The complete series DVD is being released on DVD by Ink and Paint. In recent years they have released animated DVD sets for He-Man and the Masters of the Universe, She-Ra Princess of Power, and Prince Valiant among others. The Dungeons & Dragons DVD box set is one of the most gorgeous sets they have released to date.

Okay, I'll start with the basics. All 27 episodes are presented on 5 individual discs which are housed inside of a gorgeous case inside of a nice box. The art work on the cover of the case is a reproduction of the original promotion poster from 1983. As pretty as it is, one of the bad parts is that the discs are housed in one of the cases where the discs sort of lie on top of each other, where one disc is slightly raised. This sometimes causes discs to become loose in transit. Two of my discs were loose in the box but undamaged. Each disc includes artwork of one of the characters from the series. The back of the box includes the Dungeons & Dragons World Map.

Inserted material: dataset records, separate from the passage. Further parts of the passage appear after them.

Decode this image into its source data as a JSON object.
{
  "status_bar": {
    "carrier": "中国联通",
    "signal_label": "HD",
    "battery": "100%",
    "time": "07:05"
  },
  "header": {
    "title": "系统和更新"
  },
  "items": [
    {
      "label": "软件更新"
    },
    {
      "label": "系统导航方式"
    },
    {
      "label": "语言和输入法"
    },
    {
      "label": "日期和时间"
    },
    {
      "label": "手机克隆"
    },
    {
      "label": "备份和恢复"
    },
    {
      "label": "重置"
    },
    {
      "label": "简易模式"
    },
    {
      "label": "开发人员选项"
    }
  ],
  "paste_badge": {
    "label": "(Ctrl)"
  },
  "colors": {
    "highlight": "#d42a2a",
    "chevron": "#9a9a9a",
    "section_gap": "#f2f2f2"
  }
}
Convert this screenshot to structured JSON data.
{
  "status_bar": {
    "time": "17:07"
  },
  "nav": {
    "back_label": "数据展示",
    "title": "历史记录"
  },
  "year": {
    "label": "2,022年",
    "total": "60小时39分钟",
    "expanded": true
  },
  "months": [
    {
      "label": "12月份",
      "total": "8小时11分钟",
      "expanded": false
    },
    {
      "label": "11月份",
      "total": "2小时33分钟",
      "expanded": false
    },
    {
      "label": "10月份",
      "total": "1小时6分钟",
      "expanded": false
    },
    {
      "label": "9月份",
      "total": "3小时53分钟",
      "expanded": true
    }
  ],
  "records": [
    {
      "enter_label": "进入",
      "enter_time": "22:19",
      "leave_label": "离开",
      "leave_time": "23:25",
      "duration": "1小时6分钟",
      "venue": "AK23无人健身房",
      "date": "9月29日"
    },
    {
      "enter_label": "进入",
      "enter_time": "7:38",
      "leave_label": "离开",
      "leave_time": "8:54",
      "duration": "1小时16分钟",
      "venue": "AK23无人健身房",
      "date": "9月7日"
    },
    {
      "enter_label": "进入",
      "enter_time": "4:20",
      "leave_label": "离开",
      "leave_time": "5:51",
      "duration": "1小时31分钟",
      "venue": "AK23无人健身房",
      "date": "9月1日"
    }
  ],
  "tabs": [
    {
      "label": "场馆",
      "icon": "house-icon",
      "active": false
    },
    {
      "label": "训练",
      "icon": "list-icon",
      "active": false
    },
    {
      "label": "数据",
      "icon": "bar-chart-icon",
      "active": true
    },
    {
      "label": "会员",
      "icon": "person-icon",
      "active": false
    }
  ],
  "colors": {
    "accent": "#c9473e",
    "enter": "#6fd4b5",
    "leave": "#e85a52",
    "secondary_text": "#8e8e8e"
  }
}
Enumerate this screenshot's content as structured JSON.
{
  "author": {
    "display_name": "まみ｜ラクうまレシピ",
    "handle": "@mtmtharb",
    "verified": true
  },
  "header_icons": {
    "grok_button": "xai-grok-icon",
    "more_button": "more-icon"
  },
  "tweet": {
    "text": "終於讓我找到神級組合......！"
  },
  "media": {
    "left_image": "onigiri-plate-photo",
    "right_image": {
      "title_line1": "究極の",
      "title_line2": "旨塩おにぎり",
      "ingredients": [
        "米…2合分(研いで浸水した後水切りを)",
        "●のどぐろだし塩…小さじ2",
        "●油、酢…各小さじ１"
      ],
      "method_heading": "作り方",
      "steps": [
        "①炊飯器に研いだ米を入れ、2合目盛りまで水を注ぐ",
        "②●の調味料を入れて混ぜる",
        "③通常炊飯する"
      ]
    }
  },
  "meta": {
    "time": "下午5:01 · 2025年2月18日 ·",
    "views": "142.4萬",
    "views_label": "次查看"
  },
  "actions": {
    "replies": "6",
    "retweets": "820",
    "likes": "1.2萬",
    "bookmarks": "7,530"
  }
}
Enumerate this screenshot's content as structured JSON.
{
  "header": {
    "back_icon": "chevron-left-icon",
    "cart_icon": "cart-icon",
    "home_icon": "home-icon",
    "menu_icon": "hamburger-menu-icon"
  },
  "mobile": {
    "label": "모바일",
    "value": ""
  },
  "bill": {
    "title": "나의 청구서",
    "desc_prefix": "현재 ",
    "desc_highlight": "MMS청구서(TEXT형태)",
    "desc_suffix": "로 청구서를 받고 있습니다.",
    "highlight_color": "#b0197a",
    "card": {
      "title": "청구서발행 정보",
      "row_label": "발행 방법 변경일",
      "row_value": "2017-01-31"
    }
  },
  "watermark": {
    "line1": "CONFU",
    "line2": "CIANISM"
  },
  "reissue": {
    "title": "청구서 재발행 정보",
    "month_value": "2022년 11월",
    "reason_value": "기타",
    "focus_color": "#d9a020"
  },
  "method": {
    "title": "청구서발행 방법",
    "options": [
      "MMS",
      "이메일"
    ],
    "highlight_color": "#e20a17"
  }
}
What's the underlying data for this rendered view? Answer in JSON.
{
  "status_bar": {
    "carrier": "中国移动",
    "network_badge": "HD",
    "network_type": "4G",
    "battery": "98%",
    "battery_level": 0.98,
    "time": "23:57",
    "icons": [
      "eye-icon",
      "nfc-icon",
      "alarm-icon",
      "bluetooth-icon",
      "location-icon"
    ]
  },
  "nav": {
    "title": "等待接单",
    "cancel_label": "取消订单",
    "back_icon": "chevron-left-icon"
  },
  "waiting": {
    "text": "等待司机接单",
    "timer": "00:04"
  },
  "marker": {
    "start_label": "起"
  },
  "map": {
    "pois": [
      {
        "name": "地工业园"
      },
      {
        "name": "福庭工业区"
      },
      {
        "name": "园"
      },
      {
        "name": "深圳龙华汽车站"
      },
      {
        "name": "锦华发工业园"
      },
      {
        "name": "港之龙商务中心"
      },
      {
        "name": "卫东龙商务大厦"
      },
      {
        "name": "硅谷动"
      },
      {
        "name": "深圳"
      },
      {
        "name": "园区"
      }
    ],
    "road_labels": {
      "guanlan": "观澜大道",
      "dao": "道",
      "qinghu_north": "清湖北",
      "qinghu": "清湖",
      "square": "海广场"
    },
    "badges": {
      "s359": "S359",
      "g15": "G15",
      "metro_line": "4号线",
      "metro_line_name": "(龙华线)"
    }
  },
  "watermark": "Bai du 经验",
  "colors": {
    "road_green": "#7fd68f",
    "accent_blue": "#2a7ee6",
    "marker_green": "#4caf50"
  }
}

Where Ink & Paint went above and beyond comes in the form of the Dungeons & Dragons Animated Series Handbook. This hard cover book is included with the set. As a reviewer who has reviewed well over 100 TV on DVD box sets, this is one of the nicest set guides I have come across. It's very detailed. The guide to some on the surface may seem like just a book with profiles of the characters. However, it's actually a guide with statistics and rules for playing the characters of the Dungeons & Dragon's cartoon. The detailed guide includes everything you need to know about playing the adventure and the background. There is a paper booklet insert that includes the episode guide. The episode guide includes the show writer, air dates, and synopsis.

You would think that would be it, but no there is more. The set is packed full of special features

-Entering The Realm of Dungeons and Dragons

-Two full episode commentary tracks

-Full length animated storyboard with interactive comparison

-Interactive Adventure

-50 detailed profiles of various characters, creatures and artifacts

-Short live action Dungeons & Dragons Fan Film "Choices"

-Radio show style presentation of the unaired final episode "Requiem"

-Alternate/Rare Footage

-DVD Rom Features (script, storyboard, and development Bible)

-Ink and Paint Trailers

This is easily the best release from Ink & Paint to date. A must have for Dungeons & Dragons fans.